Shallow sample holders cause non-uniform diamond films.

Taller holders improve homogeneity but may reduce diamond quality.

Electromagnetic focusing influences local growth rates.

Abstract

A microwave plasma model of a chemical vapour deposition (CVD) reactor is presented for understanding spatial heteroepitaxial growth of polycrystalline diamond on Si. This work is based on the TM0(n>1)p clamshell style reactor (Seki Diamond/ASTEX SDS 6K, Carat CTS6U, ARDIS-100 style) whereby a simplified H_2 plasma model is used to show the radial variation in growth rate over small samples with different sample holders. The model uses several steps: an electromagnetic (EM) eigenfrequency solution, a frequency-transient EM/plasma fluid solution and transient a heat transfer solution at low and high microwave power density. Experimental growths provide model validation with characterisation using Raman spectroscopy and scanning electron microscopy.
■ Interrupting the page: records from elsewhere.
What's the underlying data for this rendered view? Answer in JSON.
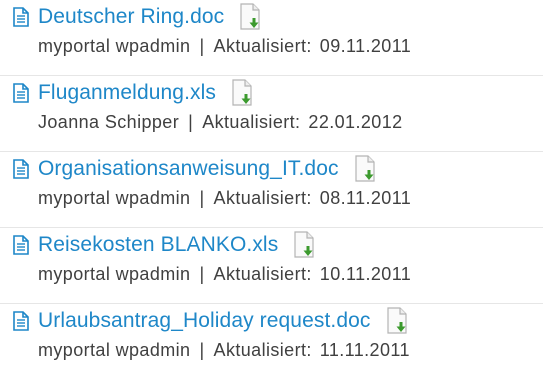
{
  "separator": "|",
  "updated_label": "Aktualisiert:",
  "icons": {
    "file": "document-icon",
    "download": "download-icon",
    "accent_color": "#1e87c8",
    "download_arrow_color": "#3c9a2e"
  },
  "documents": [
    {
      "title": "Deutscher Ring.doc",
      "author": "myportal wpadmin",
      "date": "09.11.2011"
    },
    {
      "title": "Fluganmeldung.xls",
      "author": "Joanna Schipper",
      "date": "22.01.2012"
    },
    {
      "title": "Organisationsanweisung_IT.doc",
      "author": "myportal wpadmin",
      "date": "08.11.2011"
    },
    {
      "title": "Reisekosten BLANKO.xls",
      "author": "myportal wpadmin",
      "date": "10.11.2011"
    },
    {
      "title": "Urlaubsantrag_Holiday request.doc",
      "author": "myportal wpadmin",
      "date": "11.11.2011"
    }
  ]
}
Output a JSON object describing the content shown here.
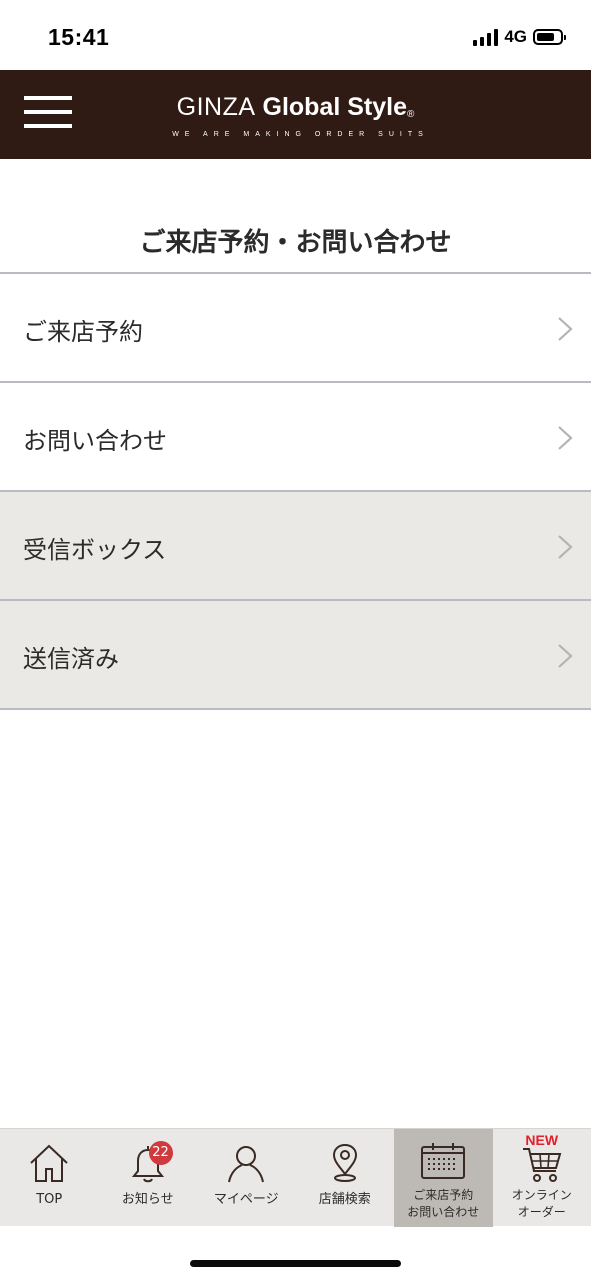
{
  "status_bar": {
    "time": "15:41",
    "network": "4G"
  },
  "header": {
    "brand_light": "GINZA",
    "brand_bold": "Global Style",
    "brand_mark": "®",
    "tagline": "WE ARE MAKING ORDER SUITS",
    "menu_icon": "hamburger-icon",
    "background_color": "#2f1a14"
  },
  "page": {
    "title": "ご来店予約・お問い合わせ"
  },
  "menu": {
    "items": [
      {
        "label": "ご来店予約",
        "style": "white"
      },
      {
        "label": "お問い合わせ",
        "style": "white"
      },
      {
        "label": "受信ボックス",
        "style": "gray"
      },
      {
        "label": "送信済み",
        "style": "gray"
      }
    ],
    "chevron_icon": "chevron-right-icon"
  },
  "tab_bar": {
    "tabs": [
      {
        "label": "TOP",
        "icon": "home-icon"
      },
      {
        "label": "お知らせ",
        "icon": "bell-icon",
        "badge": "22"
      },
      {
        "label": "マイページ",
        "icon": "user-icon"
      },
      {
        "label": "店舗検索",
        "icon": "map-pin-icon"
      },
      {
        "label_line1": "ご来店予約",
        "label_line2": "お問い合わせ",
        "icon": "calendar-icon",
        "active": true
      },
      {
        "label_line1": "オンライン",
        "label_line2": "オーダー",
        "icon": "cart-icon",
        "flag": "NEW"
      }
    ]
  },
  "colors": {
    "active_tab": "#bdbab5",
    "tab_bar_bg": "#e9e8e6",
    "badge": "#d0393e",
    "new_flag": "#e2202b",
    "gray_row": "#ebe9e5"
  }
}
This work demonstrates that shallow holders result in non-uniform diamond films, with a radial variation akin to the electron density and temperature distribution at the wafer surface. For the same process conditions, greater homogeneity is observed for taller holders, however, if the height is too extreme, the diamond quality reduces. From a modelling perspective, EM solutions are limited but useful for examining electric field focusing at the sample edges, resulting in accelerated diamond growth. For better accuracy, plasma fluid and heat transfer solutions are imperative for modelling spatial growth variation.